Location
- Forest Street Shepshed, Leicestershire, LE12 9DB England 52°46′26″N 1°17′00″W﻿ / ﻿52.7739°N 1.2832°W

Information
- Type: Academy
- Motto: Respect, Enrich, Succeed
- Established: September 2017
- Local authority: Leicestershire
- Trust: Mowbray Education Trust
- Department for Education URN: 149271 Tables
- Ofsted: Reports
- Headteacher: Judith Johnson
- Gender: Coeducational
- Age: 11 to 19
- Website: http://www.ivesheadschool.org/

= Iveshead School =

Iveshead School is a coeducational secondary school and sixth form situated within the town of Shepshed, Leicestershire, England.

It was formed in September 2017 through the merger of Hind Leys Community College and Shepshed High School. In 2021/2022, the original school building was sold to St. Botolph’s Primary School, a school that was located on the same campus. The staff, students and others moved into the combined school, merging the two while the building was rebuilt and had extensions added, considering there was not enough room. The school takes in students from a variety of areas including Shepshed, Loughborough, Belton, Kegworth, Long Whatton, Diseworth, Melton Mowbray and Castle Donington.

Previously a community school administered by Leicestershire County Council, in December 2022 Iveshead School converted to academy status. The school is now sponsored by the Mowbray Education Trust.

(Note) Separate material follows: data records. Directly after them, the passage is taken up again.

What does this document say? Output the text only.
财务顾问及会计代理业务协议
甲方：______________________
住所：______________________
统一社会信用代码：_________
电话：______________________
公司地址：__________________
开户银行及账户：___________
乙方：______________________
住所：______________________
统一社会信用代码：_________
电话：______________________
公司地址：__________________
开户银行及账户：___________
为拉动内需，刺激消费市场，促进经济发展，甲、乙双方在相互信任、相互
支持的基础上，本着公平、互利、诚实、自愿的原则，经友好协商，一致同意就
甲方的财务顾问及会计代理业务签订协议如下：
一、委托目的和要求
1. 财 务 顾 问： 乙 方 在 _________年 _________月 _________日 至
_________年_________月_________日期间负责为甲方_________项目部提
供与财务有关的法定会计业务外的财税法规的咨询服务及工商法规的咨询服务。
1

The school also provides a much wider range of services to the local community. Enclosed within the school is a crèche, complemented by the Shepshed toy library situated nearby. D In the evenings, it also provides the necessary facilities in order to host various clubs and societies ranging from sports to lessons in a foreign language. Situated near the school is also a local swimming pool used for P.E. Lessons.